Online WoM marketing is objectively the best strategy for all this, and you push the advertising hard, in every arena you advertise in. Any gamers remember when Overwatch was about to launch? Any site gamers might possibly go to online had Overwatch ads (including CBR). You need to be that omnipresent in your marketing. And if the movies and tv shows could take ten seconds out of their budget to name drop the DC app or comixology or something? That'd be great. Imagine how effective it would be if Steven Amell had been saying at the end of every episode for eight seasons "Thanks for watching! If you like the show, try the comics! Find them on the DC app!"

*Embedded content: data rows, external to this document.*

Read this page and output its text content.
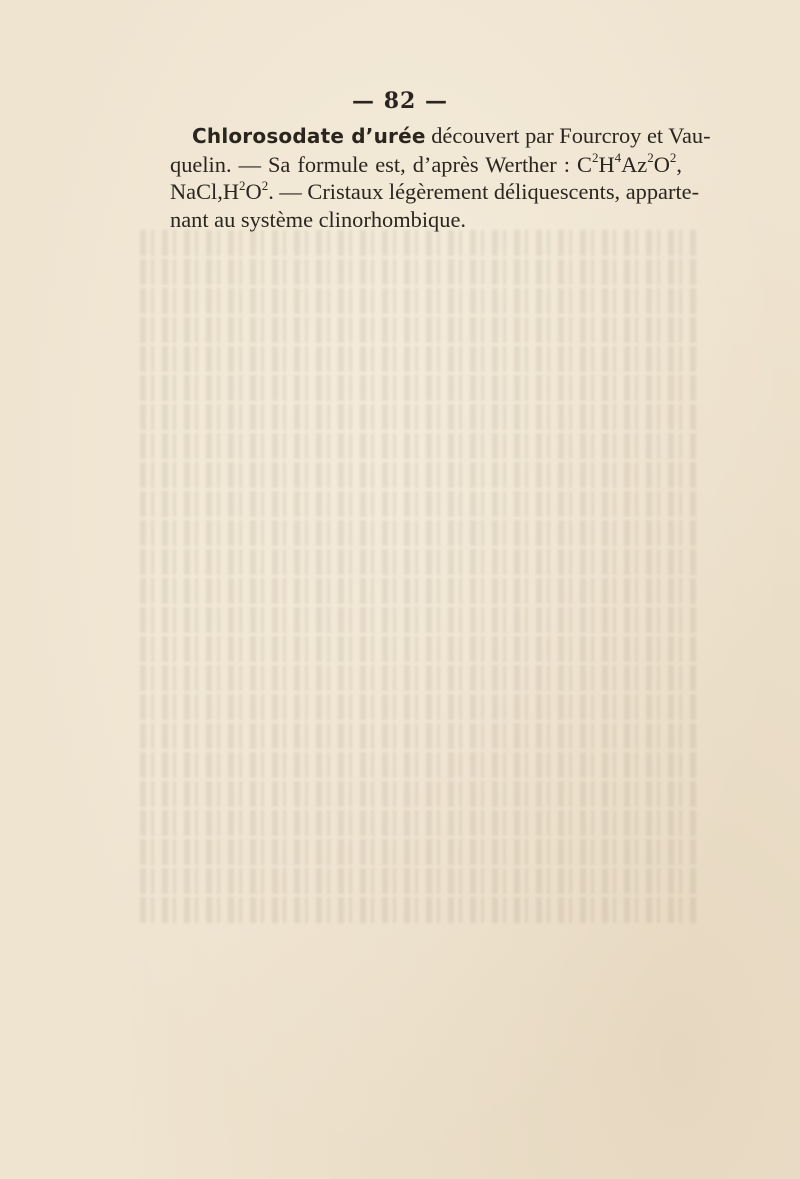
— 82 —
Chlorosodate d’urée découvert par Fourcroy et Vau-
quelin. — Sa formule est, d’après Werther : $C^2H^4Az^2O^2$,
$NaCl,H^2O^2$. — Cristaux légèrement déliquescents, apparte-
nant au système clinorhombique.
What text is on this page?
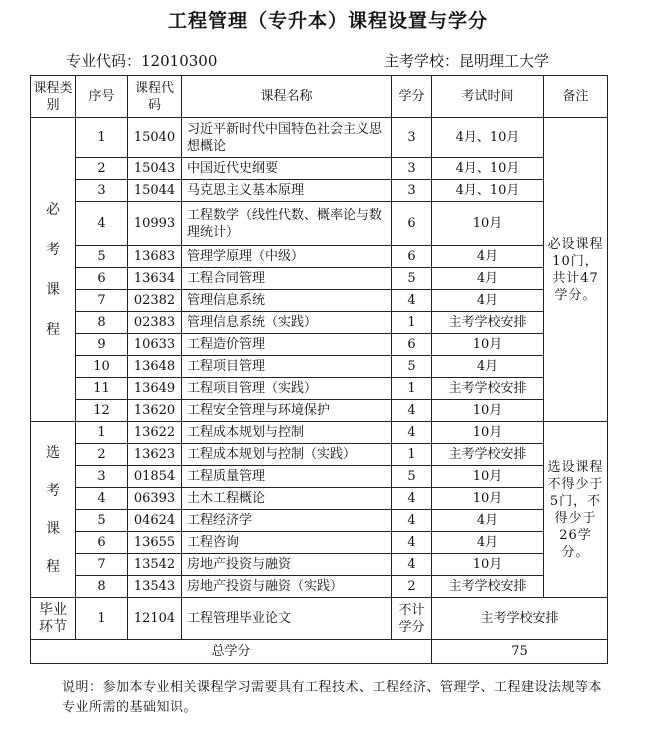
工程管理（专升本）课程设置与学分
专业代码：12010300	主考学校：昆明理工大学
课程类别	序号	课程代码	课程名称	学分	考试时间	备注
必考课程	1	15040	习近平新时代中国特色社会主义思想概论	3	4月、10月	必设课程10门，共计47学分。
	2	15043	中国近代史纲要	3	4月、10月	
	3	15044	马克思主义基本原理	3	4月、10月	
	4	10993	工程数学（线性代数、概率论与数理统计）	6	10月	
	5	13683	管理学原理（中级）	6	4月	
	6	13634	工程合同管理	5	4月	
	7	02382	管理信息系统	4	4月	
	8	02383	管理信息系统（实践）	1	主考学校安排	
	9	10633	工程造价管理	6	10月	
	10	13648	工程项目管理	5	4月	
	11	13649	工程项目管理（实践）	1	主考学校安排	
	12	13620	工程安全管理与环境保护	4	10月	
选考课程	1	13622	工程成本规划与控制	4	10月	选设课程不得少于5门，不得少于26学分。
	2	13623	工程成本规划与控制（实践）	1	主考学校安排	
	3	01854	工程质量管理	5	10月	
	4	06393	土木工程概论	4	10月	
	5	04624	工程经济学	4	4月	
	6	13655	工程咨询	4	4月	
	7	13542	房地产投资与融资	4	10月	
	8	13543	房地产投资与融资（实践）	2	主考学校安排	
毕业环节	1	12104	工程管理毕业论文	不计学分	主考学校安排	
总学分					75	
说明：参加本专业相关课程学习需要具有工程技术、工程经济、管理学、工程建设法规等本专业所需的基础知识。
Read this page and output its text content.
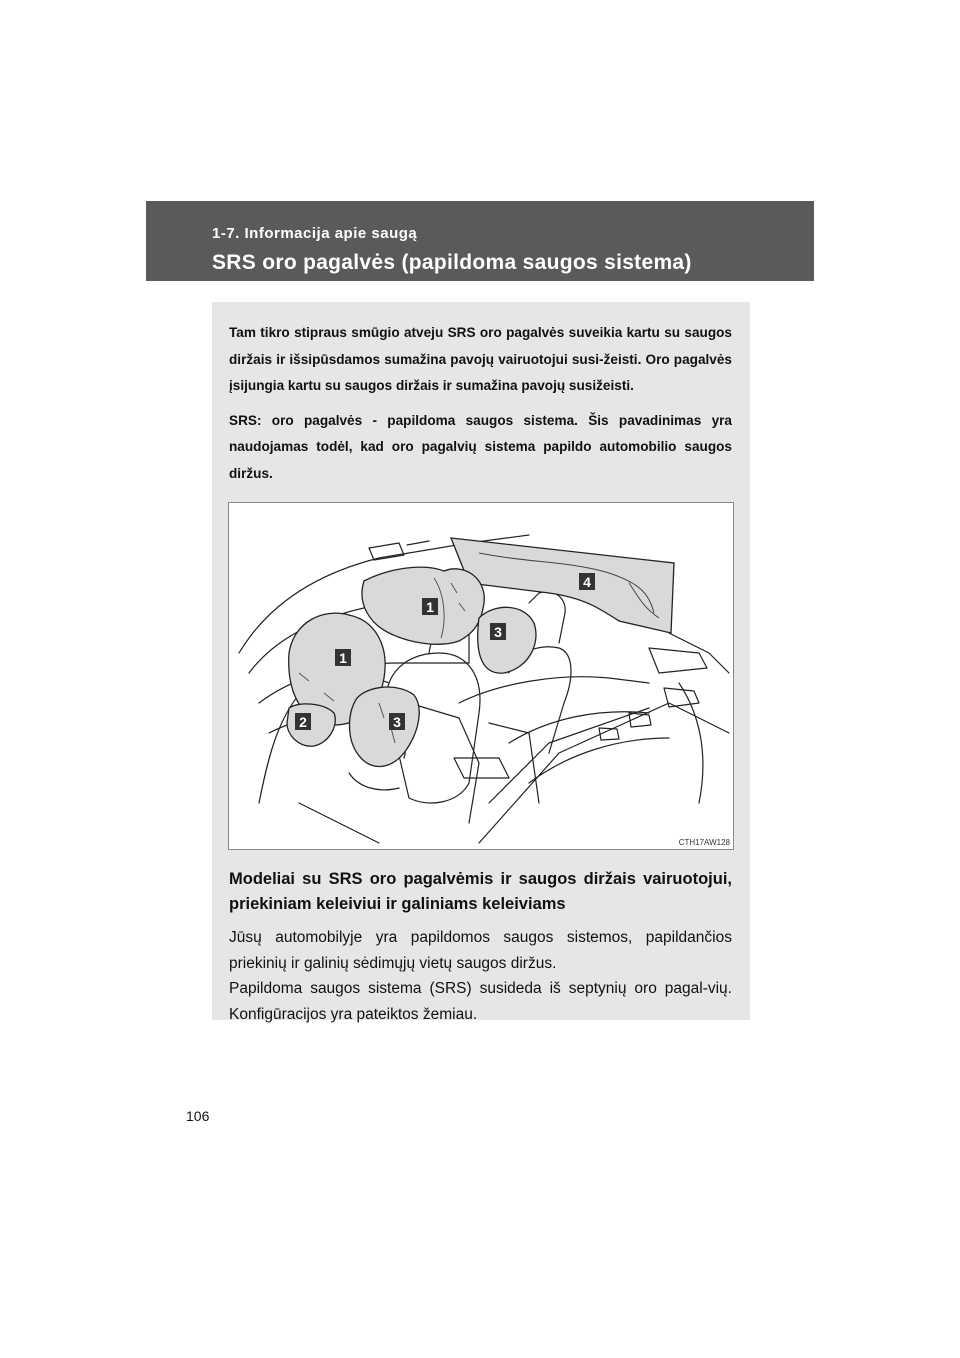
1-7. Informacija apie saugą
SRS oro pagalvės (papildoma saugos sistema)

Tam tikro stipraus smūgio atveju SRS oro pagalvės suveikia kartu su saugos diržais ir išsipūsdamos sumažina pavojų vairuotojui susi-žeisti. Oro pagalvės įsijungia kartu su saugos diržais ir sumažina pavojų susižeisti.

SRS: oro pagalvės - papildoma saugos sistema. Šis pavadinimas yra naudojamas todėl, kad oro pagalvių sistema papildo automobilio saugos diržus.

1
1
2	3
3
4
CTH17AW128
Modeliai su SRS oro pagalvėmis ir saugos diržais vairuotojui, priekiniam keleiviui ir galiniams keleiviams

Jūsų automobilyje yra papildomos saugos sistemos, papildančios priekinių ir galinių sėdimųjų vietų saugos diržus.

Papildoma saugos sistema (SRS) susideda iš septynių oro pagal-vių. Konfigūracijos yra pateiktos žemiau.

106
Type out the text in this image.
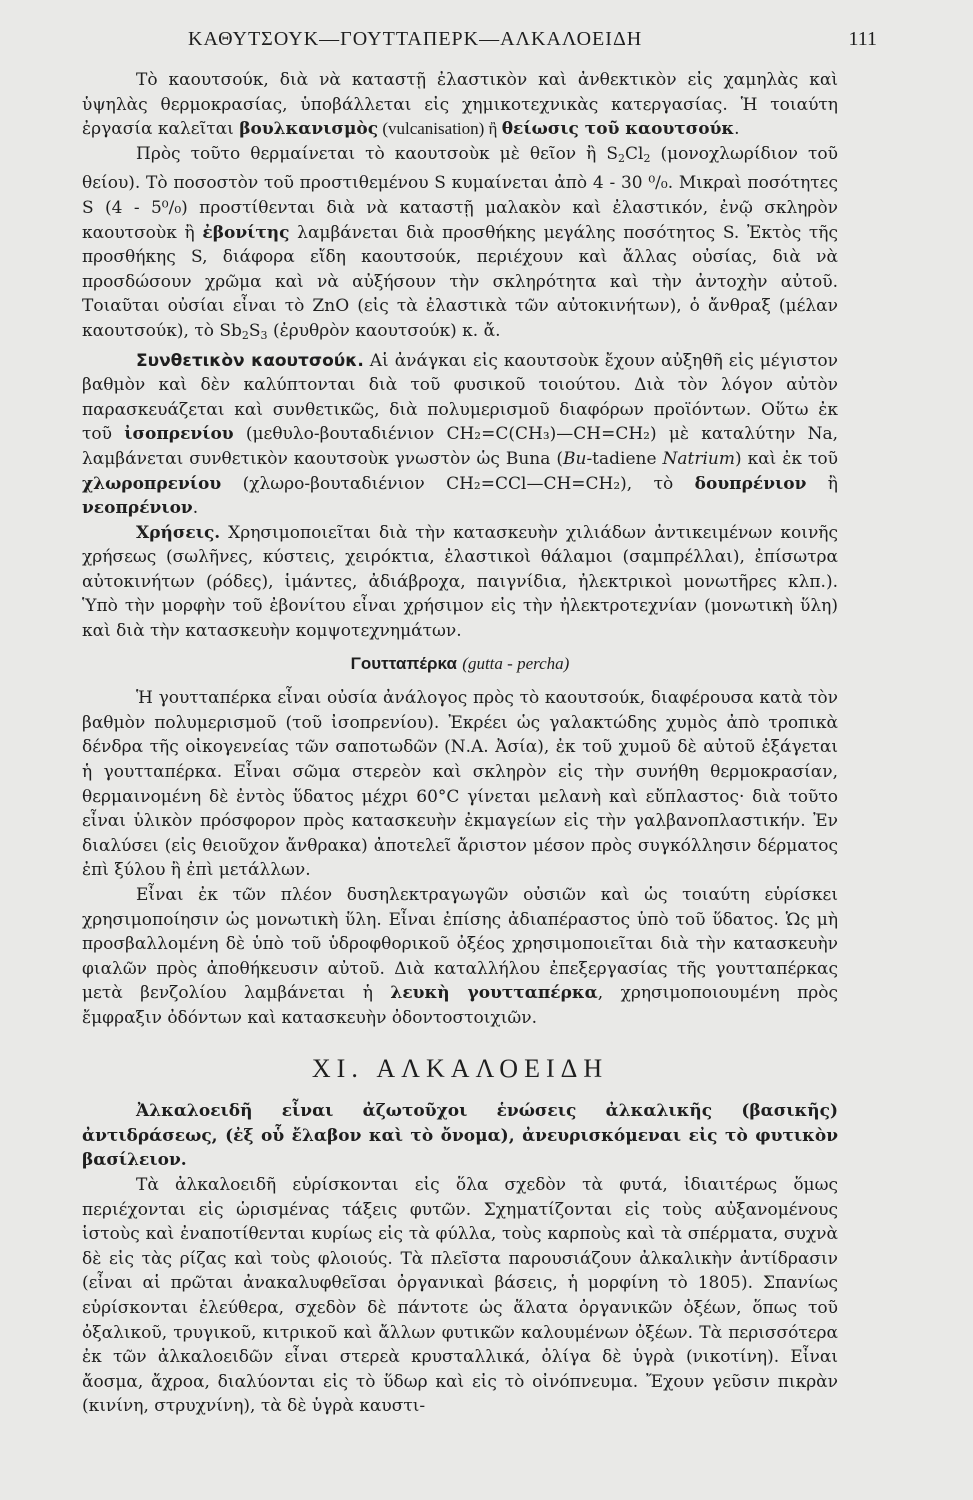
ΚΑΘΥΤΣΟΥΚ—ΓΟΥΤΤΑΠΕΡΚ—ΑΛΚΑΛΟΕΙΔΗ	111

Τὸ καουτσούκ, διὰ νὰ καταστῇ ἐλαστικὸν καὶ ἀνθεκτικὸν εἰς χαμηλὰς καὶ ὑψηλὰς θερμοκρασίας, ὑποβάλλεται εἰς χημικοτεχνικὰς κατεργασίας. Ἡ τοιαύτη ἐργασία καλεῖται βουλκανισμὸς (vulcanisation) ἢ θείωσις τοῦ καουτσούκ.

Πρὸς τοῦτο θερμαίνεται τὸ καουτσοὺκ μὲ θεῖον ἢ $S_2Cl_2$ (μονοχλωρίδιον τοῦ θείου). Τὸ ποσοστὸν τοῦ προστιθεμένου S κυμαίνεται ἀπὸ 4 - 30 ⁰/₀. Μικραὶ ποσότητες S (4 - 5⁰/₀) προστίθενται διὰ νὰ καταστῇ μαλακὸν καὶ ἐλαστικόν, ἐνῷ σκληρὸν καουτσοὺκ ἢ ἐβονίτης λαμβάνεται διὰ προσθήκης μεγάλης ποσότητος S. Ἐκτὸς τῆς προσθήκης S, διάφορα εἴδη καουτσούκ, περιέχουν καὶ ἄλλας οὐσίας, διὰ νὰ προσδώσουν χρῶμα καὶ νὰ αὐξήσουν τὴν σκληρότητα καὶ τὴν ἀντοχὴν αὐτοῦ. Τοιαῦται οὐσίαι εἶναι τὸ ZnO (εἰς τὰ ἐλαστικὰ τῶν αὐτοκινήτων), ὁ ἄνθραξ (μέλαν καουτσούκ), τὸ $Sb_2S_3$ (ἐρυθρὸν καουτσούκ) κ. ἄ.

Συνθετικὸν καουτσούκ. Αἱ ἀνάγκαι εἰς καουτσοὺκ ἔχουν αὐξηθῆ εἰς μέγιστον βαθμὸν καὶ δὲν καλύπτονται διὰ τοῦ φυσικοῦ τοιούτου. Διὰ τὸν λόγον αὐτὸν παρασκευάζεται καὶ συνθετικῶς, διὰ πολυμερισμοῦ διαφόρων προϊόντων. Οὕτω ἐκ τοῦ ἰσοπρενίου (μεθυλο-βουταδιένιον CH₂=C(CH₃)—CH=CH₂) μὲ καταλύτην Na, λαμβάνεται συνθετικὸν καουτσοὺκ γνωστὸν ὡς Buna (Bu-tadiene Natrium) καὶ ἐκ τοῦ χλωροπρενίου (χλωρο-βουταδιένιον CH₂=CCl—CH=CH₂), τὸ δουπρένιον ἢ νεοπρένιον.

Χρήσεις. Χρησιμοποιεῖται διὰ τὴν κατασκευὴν χιλιάδων ἀντικειμένων κοινῆς χρήσεως (σωλῆνες, κύστεις, χειρόκτια, ἐλαστικοὶ θάλαμοι (σαμπρέλλαι), ἐπίσωτρα αὐτοκινήτων (ρόδες), ἱμάντες, ἀδιάβροχα, παιγνίδια, ἠλεκτρικοὶ μονωτῆρες κλπ.). Ὑπὸ τὴν μορφὴν τοῦ ἐβονίτου εἶναι χρήσιμον εἰς τὴν ἠλεκτροτεχνίαν (μονωτικὴ ὕλη) καὶ διὰ τὴν κατασκευὴν κομψοτεχνημάτων.

Γουτταπέρκα (gutta - percha)

Ἡ γουτταπέρκα εἶναι οὐσία ἀνάλογος πρὸς τὸ καουτσούκ, διαφέρουσα κατὰ τὸν βαθμὸν πολυμερισμοῦ (τοῦ ἰσοπρενίου). Ἐκρέει ὡς γαλακτώδης χυμὸς ἀπὸ τροπικὰ δένδρα τῆς οἰκογενείας τῶν σαποτωδῶν (Ν.Α. Ἀσία), ἐκ τοῦ χυμοῦ δὲ αὐτοῦ ἐξάγεται ἡ γουτταπέρκα. Εἶναι σῶμα στερεὸν καὶ σκληρὸν εἰς τὴν συνήθη θερμοκρασίαν, θερμαινομένη δὲ ἐντὸς ὕδατος μέχρι 60°C γίνεται μελανὴ καὶ εὔπλαστος· διὰ τοῦτο εἶναι ὑλικὸν πρόσφορον πρὸς κατασκευὴν ἐκμαγείων εἰς τὴν γαλβανοπλαστικήν. Ἐν διαλύσει (εἰς θειοῦχον ἄνθρακα) ἀποτελεῖ ἄριστον μέσον πρὸς συγκόλλησιν δέρματος ἐπὶ ξύλου ἢ ἐπὶ μετάλλων.

Εἶναι ἐκ τῶν πλέον δυσηλεκτραγωγῶν οὐσιῶν καὶ ὡς τοιαύτη εὑρίσκει χρησιμοποίησιν ὡς μονωτικὴ ὕλη. Εἶναι ἐπίσης ἀδιαπέραστος ὑπὸ τοῦ ὕδατος. Ὡς μὴ προσβαλλομένη δὲ ὑπὸ τοῦ ὑδροφθορικοῦ ὀξέος χρησιμοποιεῖται διὰ τὴν κατασκευὴν φιαλῶν πρὸς ἀποθήκευσιν αὐτοῦ. Διὰ καταλλήλου ἐπεξεργασίας τῆς γουτταπέρκας μετὰ βενζολίου λαμβάνεται ἡ λευκὴ γουτταπέρκα, χρησιμοποιουμένη πρὸς ἔμφραξιν ὀδόντων καὶ κατασκευὴν ὀδοντοστοιχιῶν.

XI. ΑΛΚΑΛΟΕΙΔΗ

Ἀλκαλοειδῆ εἶναι ἀζωτοῦχοι ἑνώσεις ἀλκαλικῆς (βασικῆς) ἀντιδράσεως, (ἐξ οὗ ἔλαβον καὶ τὸ ὄνομα), ἀνευρισκόμεναι εἰς τὸ φυτικὸν βασίλειον.

Τὰ ἀλκαλοειδῆ εὑρίσκονται εἰς ὅλα σχεδὸν τὰ φυτά, ἰδιαιτέρως ὅμως περιέχονται εἰς ὡρισμένας τάξεις φυτῶν. Σχηματίζονται εἰς τοὺς αὐξανομένους ἱστοὺς καὶ ἐναποτίθενται κυρίως εἰς τὰ φύλλα, τοὺς καρποὺς καὶ τὰ σπέρματα, συχνὰ δὲ εἰς τὰς ρίζας καὶ τοὺς φλοιούς. Τὰ πλεῖστα παρουσιάζουν ἀλκαλικὴν ἀντίδρασιν (εἶναι αἱ πρῶται ἀνακαλυφθεῖσαι ὀργανικαὶ βάσεις, ἡ μορφίνη τὸ 1805). Σπανίως εὑρίσκονται ἐλεύθερα, σχεδὸν δὲ πάντοτε ὡς ἅλατα ὀργανικῶν ὀξέων, ὅπως τοῦ ὀξαλικοῦ, τρυγικοῦ, κιτρικοῦ καὶ ἄλλων φυτικῶν καλουμένων ὀξέων. Τὰ περισσότερα ἐκ τῶν ἀλκαλοειδῶν εἶναι στερεὰ κρυσταλλικά, ὀλίγα δὲ ὑγρὰ (νικοτίνη). Εἶναι ἄοσμα, ἄχροα, διαλύονται εἰς τὸ ὕδωρ καὶ εἰς τὸ οἰνόπνευμα. Ἔχουν γεῦσιν πικρὰν (κινίνη, στρυχνίνη), τὰ δὲ ὑγρὰ καυστι-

And the physical copies.....you have to sell them with complimentary products. Put a rack of "Superman: Season 1" OGN's next to the movies and video games in Target, or the kids' section if the OGN is aimed at a younger crowd (target audiences are something else that matters a ton and I think the direct market is f**king this up a lot, but that's another thread). The thing DC did with Wal-Mart last year, with the original content books? Great basic idea, but from what I know most stores put those comics with the Magic: the Gathering and Pokemon cards; most of the people who go to that aisle are already into geek culture; they made their decision about these characters already. You want to grab the casuals; you want the guy who loves the MCU but has never picked up a comic in his life to see your product while he's buying the Endgame blu-ray, because he'll never walk down the Magic and Pokemon aisle to see the OGN.
Gods, all this and so much more.....I could (and did) write a marketing strategy for this sorta thing that really impressed my professor, but that was thirty something pages long and....I just dont want to try and make anyone read all that!